当前位置：首页 > article >正文

ElasticSearch映射分词

article 2025/2/23 6:21:07

弃用Type

why

映射

查询 mapping of index

创建 index with mapping

添加 field with mapping

数据迁移

1.新建一个 index with correct mapping

2.数据迁移 reindex data into that index

分词

POST _analyze

自定义词库

ik分词器

circuit_breaking_exception

弃用Type

ES 6.x 之前，Type 开始弃用

ES 7.x ，被弱化，仍支持

ES 8.x ，完全移除

弃用后，每个索引只包含一种文档类型

如果需要区分不同类型的文档，俩种方式：

创建不同的索引
在文档中添加自定义字段来实现。

why

Elasticsearch 的底层存储（Lucene）是基于索引的，而不是基于 Type 的。

在同一个索引中，不同 Type 的文档可能具有相同名称但不同类型的字段，这种字段类型冲突会导致数据不一致和查询错误。

GET /bank/_search
{
  "query": {
    "match": {
      "address": "mill lane"
    }
  },
  "_source": ["account_number","address"]
}

从查询语句可以看出，查询是基于index的，不会去指定type。如果有不同type的address，就会引起查询冲突。

映射

Mapping 定义 doc和field 如何被存储和被检索

Mapping（映射） 是 Elasticsearch 中用于定义文档结构和字段类型的机制。它类似于关系型数据库中的表结构（Schema），用于描述文档中包含哪些字段、字段的数据类型（如文本、数值、日期等），以及字段的其他属性（如是否分词、是否索引等）。

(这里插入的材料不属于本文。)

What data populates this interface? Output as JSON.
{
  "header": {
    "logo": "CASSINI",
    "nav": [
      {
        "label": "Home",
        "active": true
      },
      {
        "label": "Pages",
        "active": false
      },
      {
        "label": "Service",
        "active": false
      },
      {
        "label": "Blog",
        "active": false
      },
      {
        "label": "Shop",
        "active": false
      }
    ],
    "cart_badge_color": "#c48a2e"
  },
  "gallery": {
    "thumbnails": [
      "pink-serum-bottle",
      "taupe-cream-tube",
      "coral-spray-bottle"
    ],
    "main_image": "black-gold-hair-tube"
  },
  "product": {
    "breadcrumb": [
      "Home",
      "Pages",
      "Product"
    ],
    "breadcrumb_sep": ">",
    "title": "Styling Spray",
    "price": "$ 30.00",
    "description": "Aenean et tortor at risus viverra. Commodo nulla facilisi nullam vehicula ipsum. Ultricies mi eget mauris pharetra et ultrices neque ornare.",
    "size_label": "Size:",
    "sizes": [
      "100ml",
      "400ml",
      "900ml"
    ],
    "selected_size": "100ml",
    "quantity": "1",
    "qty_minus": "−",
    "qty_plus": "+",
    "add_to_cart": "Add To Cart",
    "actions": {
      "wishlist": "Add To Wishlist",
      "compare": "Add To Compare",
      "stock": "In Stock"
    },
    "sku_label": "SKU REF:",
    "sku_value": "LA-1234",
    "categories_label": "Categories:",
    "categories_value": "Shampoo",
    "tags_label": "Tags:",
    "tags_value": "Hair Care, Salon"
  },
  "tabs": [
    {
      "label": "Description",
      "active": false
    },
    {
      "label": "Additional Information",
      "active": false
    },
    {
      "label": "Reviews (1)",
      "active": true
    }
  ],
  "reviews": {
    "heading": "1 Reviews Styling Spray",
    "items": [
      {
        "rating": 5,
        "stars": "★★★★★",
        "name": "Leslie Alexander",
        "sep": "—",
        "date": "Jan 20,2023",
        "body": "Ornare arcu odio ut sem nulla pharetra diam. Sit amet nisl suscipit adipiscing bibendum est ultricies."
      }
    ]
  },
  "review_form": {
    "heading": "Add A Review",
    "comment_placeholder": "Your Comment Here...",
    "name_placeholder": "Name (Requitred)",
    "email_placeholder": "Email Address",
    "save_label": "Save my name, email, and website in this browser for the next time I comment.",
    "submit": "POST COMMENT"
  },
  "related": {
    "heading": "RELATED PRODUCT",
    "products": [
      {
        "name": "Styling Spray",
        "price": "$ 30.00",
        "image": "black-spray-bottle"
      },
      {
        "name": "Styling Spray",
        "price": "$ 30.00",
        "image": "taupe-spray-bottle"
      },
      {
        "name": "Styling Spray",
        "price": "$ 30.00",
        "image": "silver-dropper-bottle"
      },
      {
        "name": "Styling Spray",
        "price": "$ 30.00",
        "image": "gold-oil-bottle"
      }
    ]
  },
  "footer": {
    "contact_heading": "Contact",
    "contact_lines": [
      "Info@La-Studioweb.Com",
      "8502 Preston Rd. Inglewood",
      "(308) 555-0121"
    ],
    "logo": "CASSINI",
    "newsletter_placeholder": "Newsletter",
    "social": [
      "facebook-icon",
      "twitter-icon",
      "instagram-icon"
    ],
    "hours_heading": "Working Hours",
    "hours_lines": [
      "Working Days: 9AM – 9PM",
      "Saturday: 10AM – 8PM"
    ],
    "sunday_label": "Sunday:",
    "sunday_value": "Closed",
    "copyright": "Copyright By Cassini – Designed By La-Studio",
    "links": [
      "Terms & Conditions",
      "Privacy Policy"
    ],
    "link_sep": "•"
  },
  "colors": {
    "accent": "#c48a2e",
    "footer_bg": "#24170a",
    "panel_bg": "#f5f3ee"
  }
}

Mapping 是 Elasticsearch 的核心概念之一，它决定了数据如何被存储、索引和查询。

查询 mapping of index

_mapping

GET /bank/_mapping

{
  "bank" : {
    "mappings" : {
      "properties" : {
        "account_number" : {
          "type" : "long"
        },
        "address" : {
          "type" : "text",
          "fields" : {
            "keyword" : {
              "type" : "keyword",
              "ignore_above" : 256
            }
          }
        },
        "age" : {
          "type" : "long"
        },
        "balance" : {
          "type" : "long"
        },
        "city" : {
          "type" : "text",
          "fields" : {
            "keyword" : {
              "type" : "keyword",
              "ignore_above" : 256
            }
          }
        },
        "email" : {
          "type" : "text",
          "fields" : {
            "keyword" : {
              "type" : "keyword",
              "ignore_above" : 256
            }
          }
        },
        "employer" : {
          "type" : "text",
          "fields" : {
            "keyword" : {
              "type" : "keyword",
              "ignore_above" : 256
            }
          }
        },
        "firstname" : {
          "type" : "text",
          "fields" : {
            "keyword" : {
              "type" : "keyword",
              "ignore_above" : 256
            }
          }
        },
        "gender" : {
          "type" : "text",
          "fields" : {
            "keyword" : {
              "type" : "keyword",
              "ignore_above" : 256
            }
          }
        },
        "lastname" : {
          "type" : "text",
          "fields" : {
            "keyword" : {
              "type" : "keyword",
              "ignore_above" : 256
            }
          }
        },
        "state" : {
          "type" : "text",
          "fields" : {
            "keyword" : {
              "type" : "keyword",
              "ignore_above" : 256
            }
          }
        }
      }
    }
  }
}

text 可以添加子field ---keyword，类型是 keyword。keyword存储精确值

创建 index with mapping

Put /{indexName}

Put /my_index
{
  "mappings": {
    "properties": {
      "account_number": {
        "type": "long"
      },
      "address": {
        "type": "text",
        "fields": {
          "keyword": {
            "type": "keyword",
            "ignore_above": 256
          }
        }
      },
      "city": {
        "type": "keyword"
      }
    }
  }
}

添加 field with mapping

PUT /{indexName}/_mapping + mapping.properties请求体

PUT /my_index/_mapping
{
  "properties": {
    "state": {
      "type": "keyword",
      "index": false
    }
  }
}

"index": false 该字段无法被索引，不会参与检索默认true

数据迁移

ES不支持修改已存在的mapping。若想更新已存在的mapping，就要进行数据迁移。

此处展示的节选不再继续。